Photo courtesy of Huayi Brothers
“Detective Dee and the Mystery of the Blue Flame”

To give these films their proper due, they’re great fun. The first is a period mystery by legendary Chinese director Tsui Hark, who may be best-known for the “Once Upon a Time in China” series. His films always have an unexpected historical veneer — “Once Upon a Time” had as its main character Wong Fei-hung, a famous Chinese martial artist and acupuncturist. This film, called “Detective Dee and the Mystery of the Blue Flame,” bases itself around one Di Renjie, who was an official to China’s only female emperor back in the Tang Dynasty which was, oh, about the same time that poetry was first written in English. You might not guess that from seeing the film’s title, which sounds like an old Three Investigators mystery. You also might not guess it from watching the film, which is something like a CSI episode set in a martial arts movie and directed by Guillermo del Toro. There are mysterious cases of spontaneous human combustion, albino police officers, talking deer, and a network of underground caves described as a “spooky pandemonium,” and seeming to be something of a goblin market. And this is where you will find Dr. Donkey Wang.

Oh, yeah, and people often just break out into extended martial arts scenes, usually involving 30 people attacking two, and the two fighting them off with aerial somersaults. It’s a gorgeous film, and entertainingly oddball, but it’s a pulp adventure and not some anguished film about stoic but damaged Scandinavian emotions.

Right down the street from Detective Dee is a 1980s slasher film. Properly, the film, titled “Tucker and Dale vs. Evil,” is a satire of the genre, but they didn’t tell this to the make-up guy. The film is filled with gruesome kills, mostly involving sharp sticks or wood chippers, and, just as they would in a “Friday the 13th” film, entrails spill.

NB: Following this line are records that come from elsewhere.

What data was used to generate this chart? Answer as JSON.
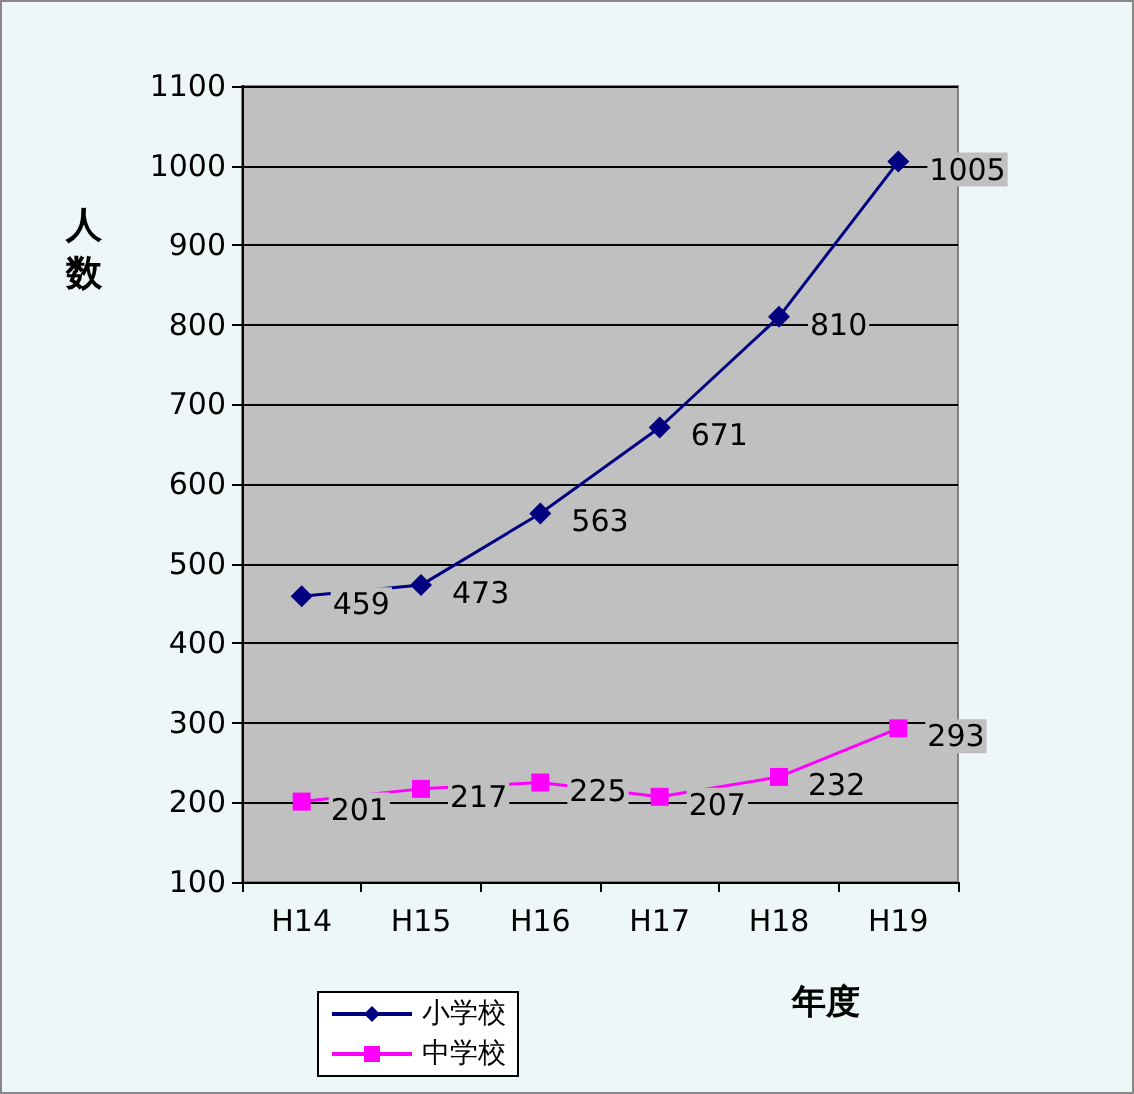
{
  "chart_data": {
    "type": "line",
    "ylabel": "人数",
    "xlabel": "年度",
    "categories": [
      "H14",
      "H15",
      "H16",
      "H17",
      "H18",
      "H19"
    ],
    "series": [
      {
        "name": "小学校",
        "color": "#000080",
        "marker": "diamond",
        "values": [
          459,
          473,
          563,
          671,
          810,
          1005
        ]
      },
      {
        "name": "中学校",
        "color": "#ff00ff",
        "marker": "square",
        "values": [
          201,
          217,
          225,
          207,
          232,
          293
        ]
      }
    ],
    "ylim": [
      100,
      1100
    ],
    "yticks": [
      100,
      200,
      300,
      400,
      500,
      600,
      700,
      800,
      900,
      1000,
      1100
    ],
    "grid": "y",
    "legend": "bottom left",
    "data_labels": true
  }
}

"Tucker and Dale vs. Evil"
Photo courtesy of Maple Pictures
“Tucker and Dale vs. Evil”

Actually, the film borrows from a specific subgenre of the slasher film, called Hixploitation. Rather than the masked killers of summer-camp movies, the villains were characters borrowed from “Deliverance.” But this film, written and directed by Eli Craig, reverses the usual formula. The murderous hillbillies aren’t murderous at all, and are played by two enormously appealing actors, Alan Tudyk and Tyler Labine. They’ve come up to a recently purchased cabin on a lake (it’s a ghastly thing, filled with bones and newspaper clippings of old killings), and they are beset with misfortune in the form of college students. A half-dozen of these young vacationers set up tent next door and immediately decide Tucker and Dale are out to kill them. As it turns out, our best and brightest’s survival instincts are somewhat lacking. They end up dispatching themselves in a series of events that Tucker and Dale can only assume is a suicide pact.

The film is made as a pastiche of older horror films, which means the kids, for the most part, are types rather than characters. But director Craig takes great care to make his two title characters into genuine personalities — right up until we behold them through the eyes of the college students, when suddenly they become figures of enormous menace.

Is this art? Well, yes, I would argue it is, as what could be nobler than satire? But there’s a more primal appeal here, a mixture of low comedy and what film theorists call “the frenzy of the visible.” And thank goodness art-house theaters have a definition of art that is expansive enough to include films like these. Liam Neeson only makes so many ménage à trois movies.